# Tool stand recommendation



## Thurman (Feb 9, 2009)

I used a "work-mate" type stand for two years in my business before buying a dedicated stand for my compound sliding miter saw. One thing I highle recommend is to buy two "C" clamps and clamp the saw to the work-mate when used.


----------



## josall (May 7, 2011)

Just make one,I can't get you a picture but mine is 18" deep x20"w x39" tall. It has a top, middle and bottom shelf. Miter saw on top, 12.5 Delta planner on the middle (the added weight really helps to anchor the cart) Two misc. tool boxes on the bottom shelf which is 3/4 plywood with 4" casters on the bottom. Very mobile and solid. If I need to cut long lengths I just set a roller stand on each side. You didn't say which 10" Makita your were getting, I would bite the bullet now and get the dual slide compound miter saw you won't regret it. If you need help with sales pitch to your spouse let me know.


----------



## Ranger1227 (Mar 15, 2011)

Thanks for the information. I am getting the basic Makita single compund 10" miter saw. I really don't need more than that. I just need good straight cuts for the bulk of my project and 45 degree for most of the rest. I am not going to do molding or anything like that , so I don't think I need more than that.

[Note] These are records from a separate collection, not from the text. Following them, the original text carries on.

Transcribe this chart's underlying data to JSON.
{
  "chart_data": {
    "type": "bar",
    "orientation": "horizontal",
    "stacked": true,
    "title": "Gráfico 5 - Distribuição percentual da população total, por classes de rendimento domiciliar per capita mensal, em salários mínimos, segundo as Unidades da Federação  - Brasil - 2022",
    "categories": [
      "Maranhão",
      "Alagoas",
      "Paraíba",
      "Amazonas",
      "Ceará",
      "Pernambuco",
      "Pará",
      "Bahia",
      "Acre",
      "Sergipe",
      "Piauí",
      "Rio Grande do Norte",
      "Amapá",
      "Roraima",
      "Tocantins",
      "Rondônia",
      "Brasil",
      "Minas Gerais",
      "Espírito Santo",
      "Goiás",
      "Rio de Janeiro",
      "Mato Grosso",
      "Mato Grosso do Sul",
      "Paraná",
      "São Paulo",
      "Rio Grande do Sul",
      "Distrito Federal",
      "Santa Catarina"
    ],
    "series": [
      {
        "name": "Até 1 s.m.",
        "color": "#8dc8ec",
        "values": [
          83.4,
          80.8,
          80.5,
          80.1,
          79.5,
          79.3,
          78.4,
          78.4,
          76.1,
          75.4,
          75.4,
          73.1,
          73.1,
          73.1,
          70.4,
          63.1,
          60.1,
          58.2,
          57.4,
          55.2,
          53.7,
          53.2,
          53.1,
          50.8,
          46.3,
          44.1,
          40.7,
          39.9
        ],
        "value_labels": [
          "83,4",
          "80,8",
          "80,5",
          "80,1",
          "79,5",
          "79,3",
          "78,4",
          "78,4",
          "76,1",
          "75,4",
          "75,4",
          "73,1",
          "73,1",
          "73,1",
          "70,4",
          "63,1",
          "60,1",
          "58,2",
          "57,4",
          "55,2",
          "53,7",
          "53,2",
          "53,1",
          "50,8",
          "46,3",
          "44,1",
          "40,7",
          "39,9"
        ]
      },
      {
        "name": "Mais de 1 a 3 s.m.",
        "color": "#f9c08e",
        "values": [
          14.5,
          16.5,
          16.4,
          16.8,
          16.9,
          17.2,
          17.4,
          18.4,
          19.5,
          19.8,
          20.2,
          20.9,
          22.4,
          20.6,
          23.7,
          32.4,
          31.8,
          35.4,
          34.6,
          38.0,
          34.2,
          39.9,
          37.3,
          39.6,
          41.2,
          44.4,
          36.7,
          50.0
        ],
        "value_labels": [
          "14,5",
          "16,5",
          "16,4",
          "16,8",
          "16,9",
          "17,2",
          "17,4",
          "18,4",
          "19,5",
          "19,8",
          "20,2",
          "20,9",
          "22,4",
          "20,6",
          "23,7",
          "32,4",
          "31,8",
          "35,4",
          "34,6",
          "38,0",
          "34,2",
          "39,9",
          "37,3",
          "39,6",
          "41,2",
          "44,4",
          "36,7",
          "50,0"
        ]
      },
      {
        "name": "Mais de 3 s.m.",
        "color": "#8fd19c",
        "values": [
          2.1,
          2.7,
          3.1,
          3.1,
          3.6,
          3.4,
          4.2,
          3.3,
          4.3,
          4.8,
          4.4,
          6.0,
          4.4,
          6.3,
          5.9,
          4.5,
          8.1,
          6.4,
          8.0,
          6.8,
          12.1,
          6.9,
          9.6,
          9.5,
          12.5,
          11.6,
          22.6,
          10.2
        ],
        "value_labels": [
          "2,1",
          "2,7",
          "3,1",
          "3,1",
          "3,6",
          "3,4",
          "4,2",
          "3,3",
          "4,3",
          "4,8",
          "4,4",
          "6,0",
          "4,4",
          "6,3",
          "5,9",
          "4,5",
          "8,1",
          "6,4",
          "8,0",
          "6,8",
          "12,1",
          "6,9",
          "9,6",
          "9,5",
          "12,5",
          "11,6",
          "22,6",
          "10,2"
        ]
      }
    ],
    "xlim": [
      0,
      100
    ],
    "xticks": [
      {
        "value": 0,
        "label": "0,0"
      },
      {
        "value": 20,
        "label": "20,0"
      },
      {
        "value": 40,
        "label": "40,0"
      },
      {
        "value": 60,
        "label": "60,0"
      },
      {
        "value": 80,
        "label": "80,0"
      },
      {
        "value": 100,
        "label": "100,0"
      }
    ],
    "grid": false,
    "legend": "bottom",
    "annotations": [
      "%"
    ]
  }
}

I did see the Husky X workhorse stand today after seeing the B&D workmates, and the Husky looks great for what I need. Any thoughts on the Husky?


----------



## DexterII (Jul 14, 2010)

For quite a few years, until I finally bought a regular miter saw stand, I used a stand that I made, similar to the size that you are referring to, and it worked fine for most things, but when I had long work to do, I bolted the saw to a couple of pieces of 10' Unistrut, for which I had made corresponding blocks, the same height as the saw table, and same spacing as the base of the saw, which I could bolt on for end supports. It was a bit slower to set up than my stand is, but worked well, and the Unistrut took up almost no space in the corner when not in use.


----------



## Mr Chips (Mar 23, 2008)

if you are dealing with longer boards you are better off buying a good mitersaw stand then selling it on craigslist when your job is done for $50 off retail when the job is done. Look for a deal, get a 10% off coupon, it will be well worth it in the longrun


----------